As college students across the country stream onto campuses this week, Duke University's The Chronicle reports that "some" members of the class of 2019 had refused to read a book assigned to them this summer as part of the elite school's Common Experience Summer Reading program.
Many colleges have similar programs. In preparation for my first year of college in 1989, I myself read Jonathan Kozol's Rachel and Her Children: Homeless Families in America and Nadine Gordimer's Something Out There. I can still remember my new classmates' passionate arguments about South Africa's apartheid regime and chronic homelessness in New York. This summer, the first-years at the college where I now teach are reading Piper Kerman's Orange is the New Black.
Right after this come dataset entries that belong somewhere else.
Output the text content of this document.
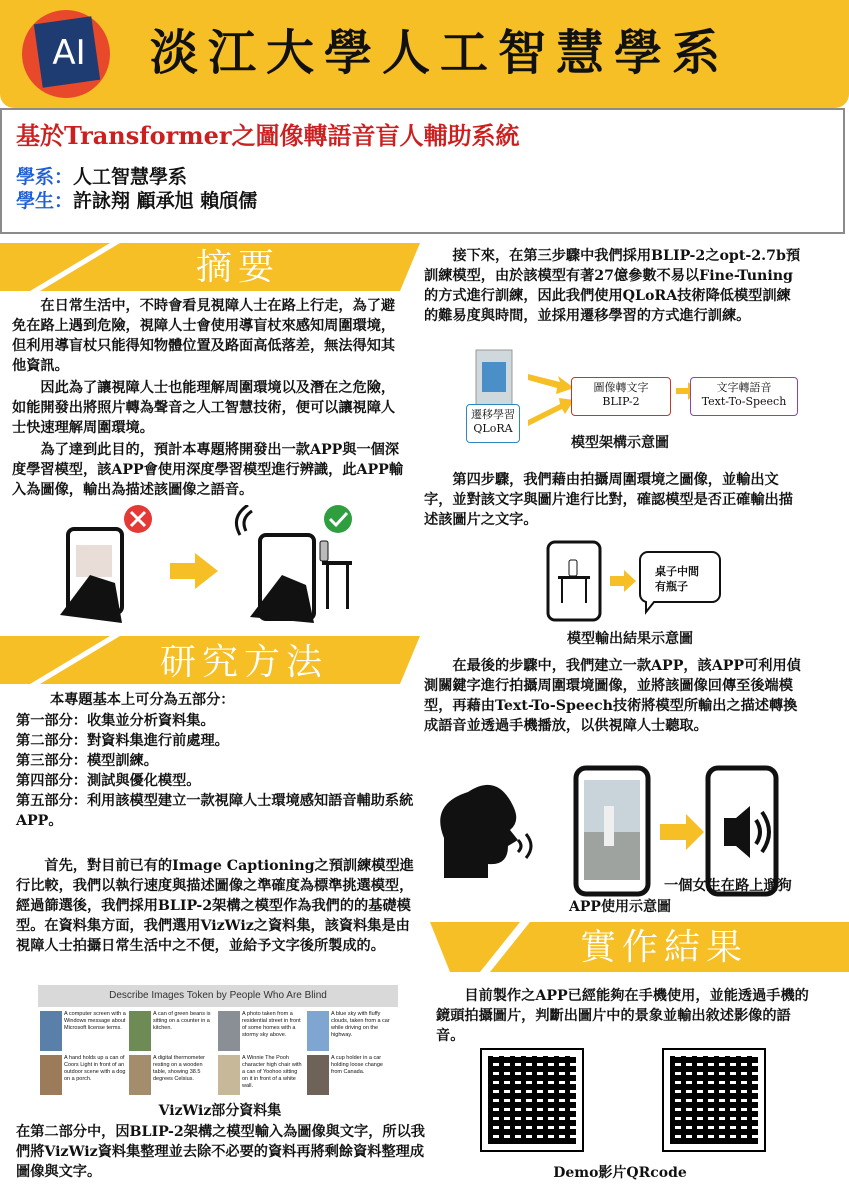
AI 淡江大學人工智慧學系
基於Transformer之圖像轉語音盲人輔助系統
學系：人工智慧學系
學生：許詠翔 顧承旭 賴頎儒
摘要
在日常生活中，不時會看見視障人士在路上行走，為了避免在路上遇到危險，視障人士會使用導盲杖來感知周圍環境，但利用導盲杖只能得知物體位置及路面高低落差，無法得知其他資訊。
因此為了讓視障人士也能理解周圍環境以及潛在之危險，如能開發出將照片轉為聲音之人工智慧技術，便可以讓視障人士快速理解周圍環境。
為了達到此目的，預計本專題將開發出一款APP與一個深度學習模型，該APP會使用深度學習模型進行辨識，此APP輸入為圖像，輸出為描述該圖像之語音。
研究方法
本專題基本上可分為五部分：
第一部分：收集並分析資料集。
第二部分：對資料集進行前處理。
第三部分：模型訓練。
第四部分：測試與優化模型。
第五部分：利用該模型建立一款視障人士環境感知語音輔助系統APP。
首先，對目前已有的Image Captioning之預訓練模型進行比較，我們以執行速度與描述圖像之準確度為標準挑選模型，經過篩選後，我們採用BLIP-2架構之模型作為我們的的基礎模型。在資料集方面，我們選用VizWiz之資料集，該資料集是由視障人士拍攝日常生活中之不便，並給予文字後所製成的。
Describe Images Token by People Who Are Blind
A computer screen with a Windows message about Microsoft license terms.
A can of green beans is sitting on a counter in a kitchen.
A photo taken from a residential street in front of some homes with a stormy sky above.
A blue sky with fluffy clouds, taken from a car while driving on the highway.
A hand holds up a can of Coors Light in front of an outdoor scene with a dog on a porch.
A digital thermometer resting on a wooden table, showing 38.5 degrees Celsius.
A Winnie The Pooh character high chair with a can of Yoohoo sitting on it in front of a white wall.
A cup holder in a car holding loose change from Canada.
VizWiz部分資料集
在第二部分中，因BLIP-2架構之模型輸入為圖像與文字，所以我們將VizWiz資料集整理並去除不必要的資料再將剩餘資料整理成圖像與文字。
接下來，在第三步驟中我們採用BLIP-2之opt-2.7b預訓練模型，由於該模型有著27億參數不易以Fine-Tuning的方式進行訓練，因此我們使用QLoRA技術降低模型訓練的難易度與時間，並採用遷移學習的方式進行訓練。
圖像轉文字
BLIP-2
文字轉語音
Text-To-Speech
遷移學習
QLoRA
模型架構示意圖
第四步驟，我們藉由拍攝周圍環境之圖像，並輸出文字，並對該文字與圖片進行比對，確認模型是否正確輸出描述該圖片之文字。
桌子中間
有瓶子
模型輸出結果示意圖
在最後的步驟中，我們建立一款APP，該APP可利用偵測關鍵字進行拍攝周圍環境圖像，並將該圖像回傳至後端模型，再藉由Text-To-Speech技術將模型所輸出之描述轉換成語音並透過手機播放，以供視障人士聽取。
一個女生在路上遛狗
APP使用示意圖
實作結果
目前製作之APP已經能夠在手機使用，並能透過手機的鏡頭拍攝圖片，判斷出圖片中的景象並輸出敘述影像的語音。
Demo影片QRcode
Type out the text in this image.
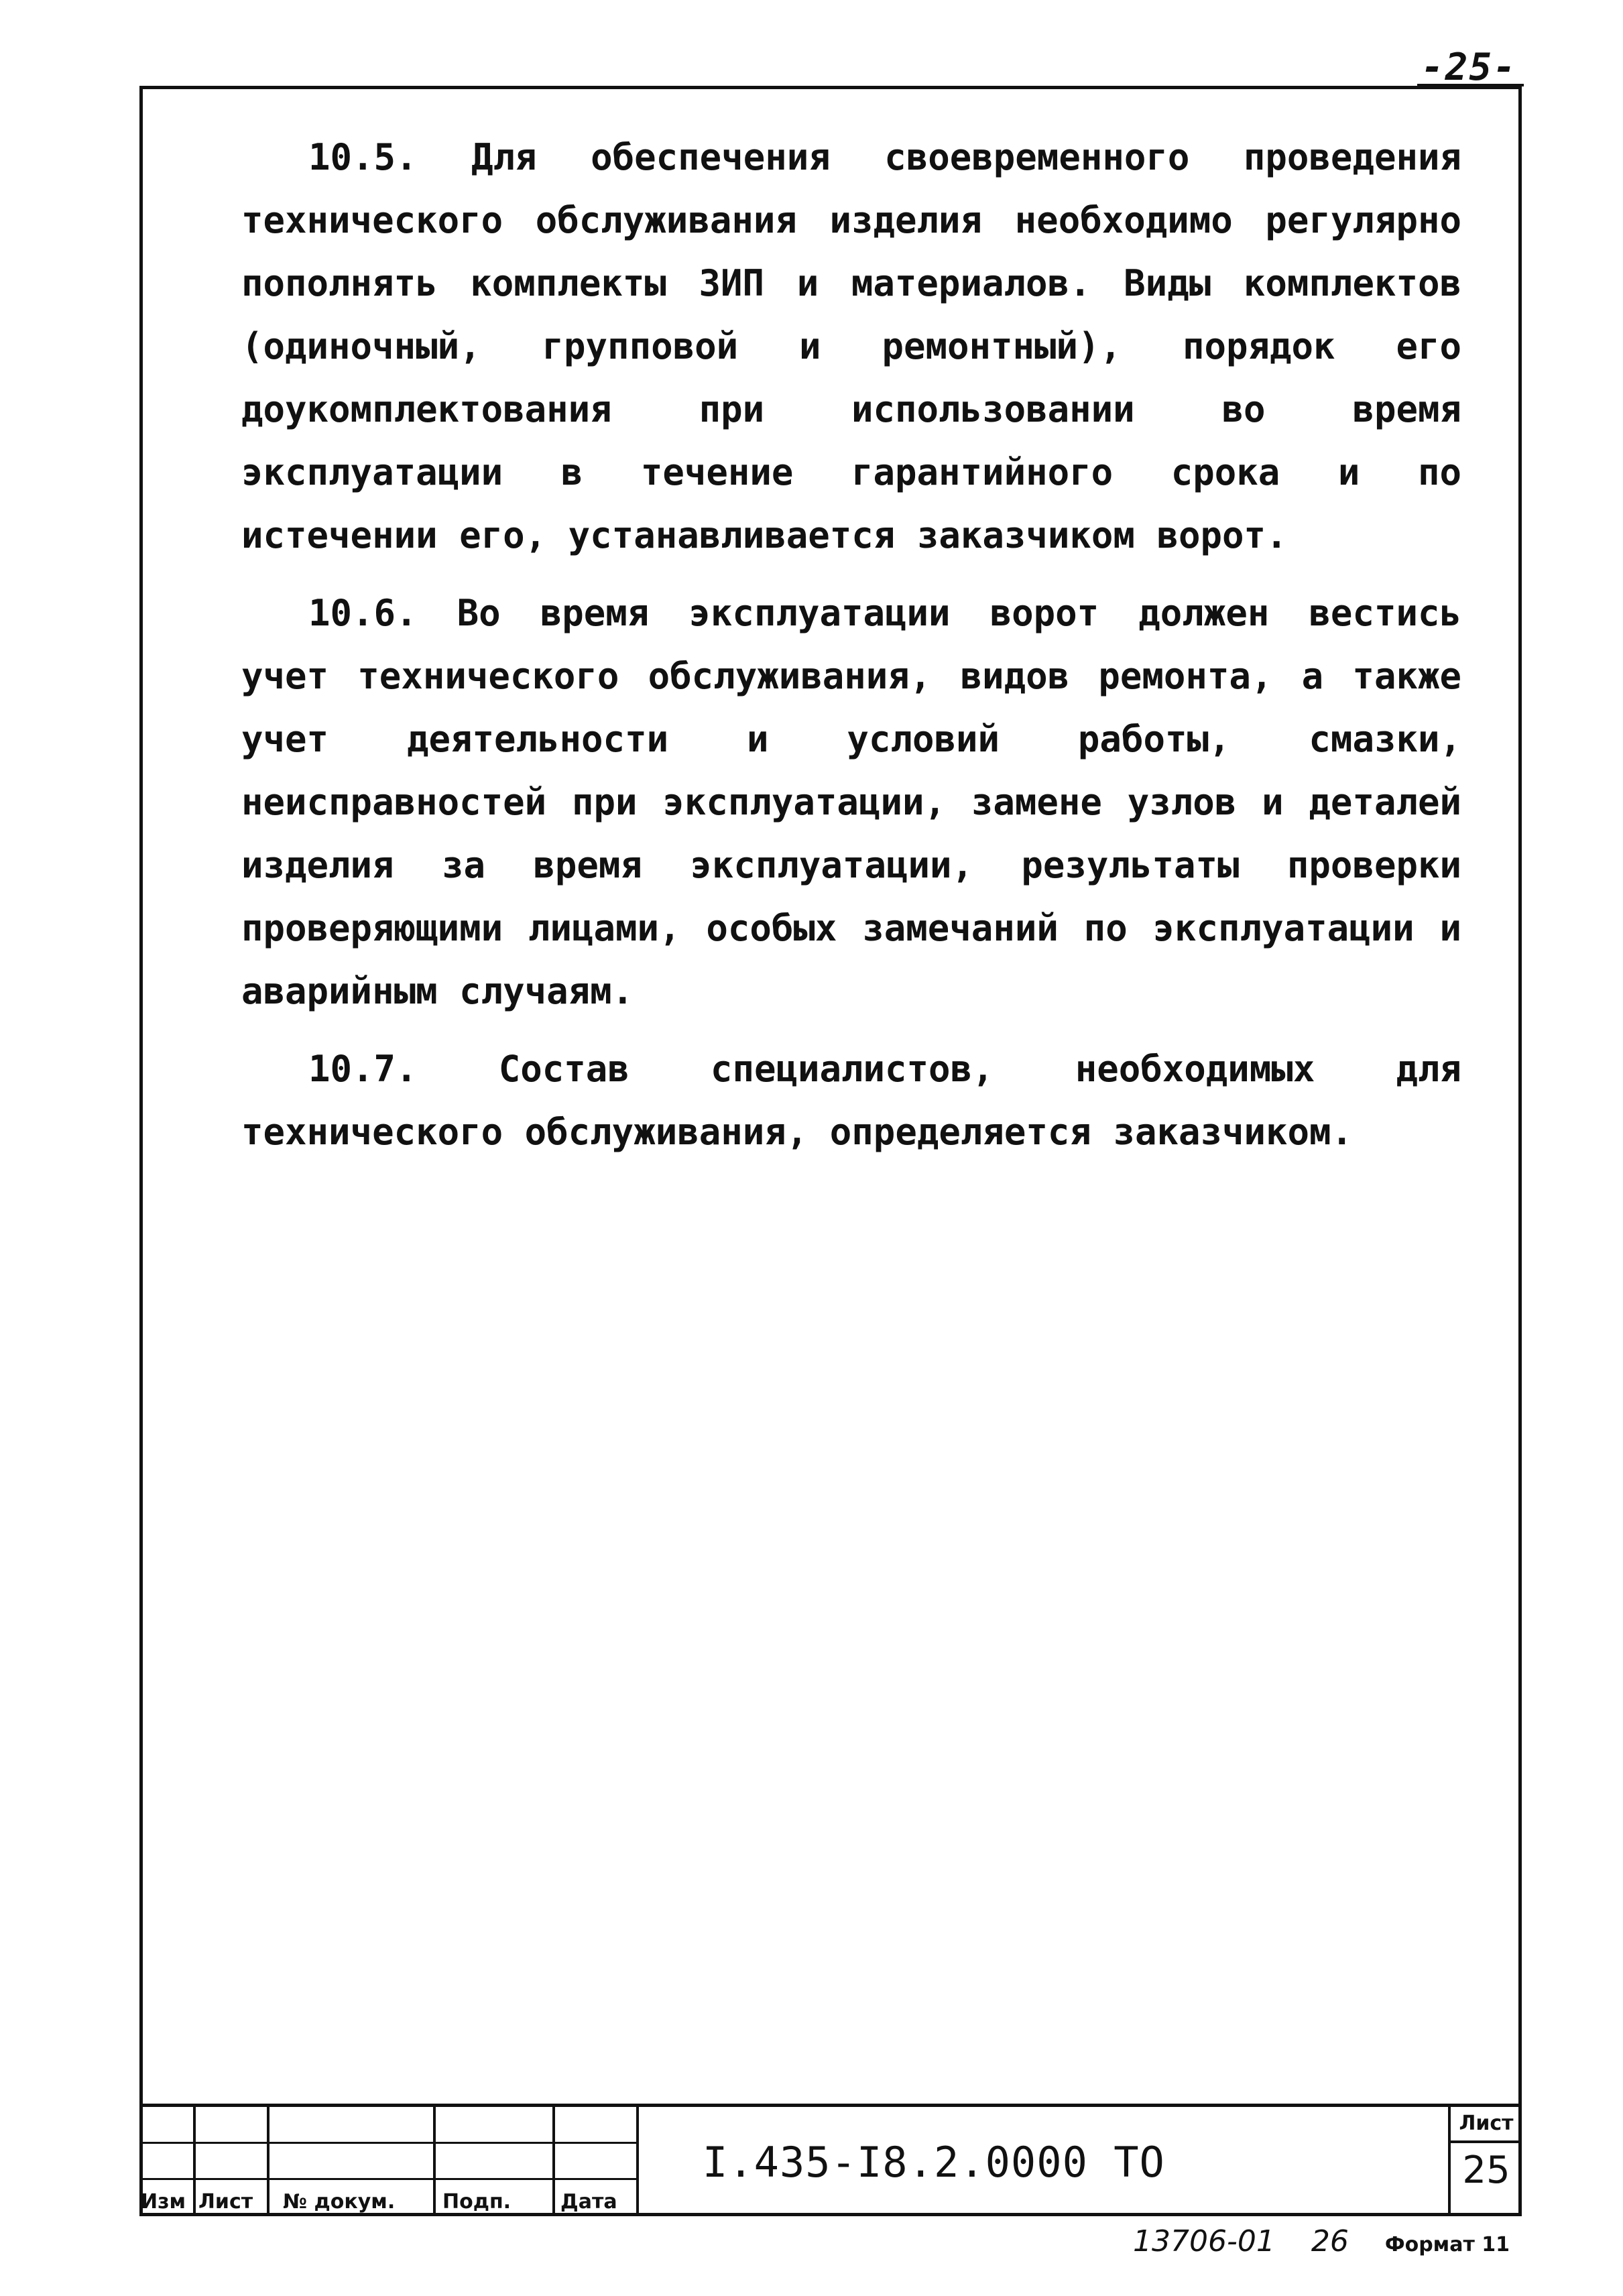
-25-

10.5. Для обеспечения своевременного проведения технического обслуживания изделия необходимо регулярно пополнять комплекты ЗИП и материалов. Виды комплектов (одиночный, групповой и ремонтный), порядок его доукомплектования при использовании во время эксплуатации в течение гарантийного срока и по истечении его, устанавливается заказчиком ворот.

10.6. Во время эксплуатации ворот должен вестись учет технического обслуживания, видов ремонта, а также учет деятельности и условий работы, смазки, неисправностей при эксплуатации, замене узлов и деталей изделия за время эксплуатации, результаты проверки проверяющими лицами, особых замечаний по эксплуатации и аварийным случаям.

10.7. Состав специалистов, необходимых для технического обслуживания, определяется заказчиком.

Изм Лист № докум. Подп. Дата
I.435-I8.2.0000 ТО
Лист
25
13706-01 26 Формат 11
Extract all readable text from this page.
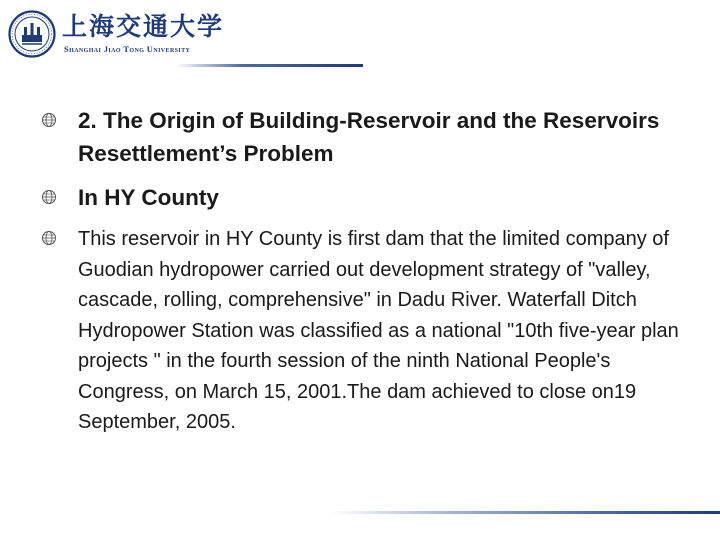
上海交通大学
Shanghai Jiao Tong University
2. The Origin of Building-Reservoir and the Reservoirs Resettlement’s Problem
In HY County
This reservoir in HY County is first dam that the limited company of Guodian hydropower carried out development strategy of "valley, cascade, rolling, comprehensive" in Dadu River. Waterfall Ditch Hydropower Station was classified as a national "10th five-year plan projects " in the fourth session of the ninth National People's Congress, on March 15, 2001.The dam achieved to close on19 September, 2005.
At least they better be.
It's unclear how many of Duke's 1,750 incoming students skipped Alison Bechdel's highly acclaimed 2006 graphic-novel-style memoir, Fun Home: A Family Tragicomic. That anyone admitted to a top university would purposely ignore their first assignment is, first and foremost, sad. These students have denied themselves a great read. The book, beautifully written and illustrated, won numerous literary awards and inspired a Broadway musical that swept the Tonys this spring. It's a bittersweet story detailing Bechdel's life growing up with a closeted gay father "who killed himself a few months after I came out to my parents as a lesbian." Heavy stuff, for sure, but higher education is about examining the heavy stuff. Through her unique lens, Bechdel explores the themes of family, growing up, and self-acceptance; themes we all can relate to.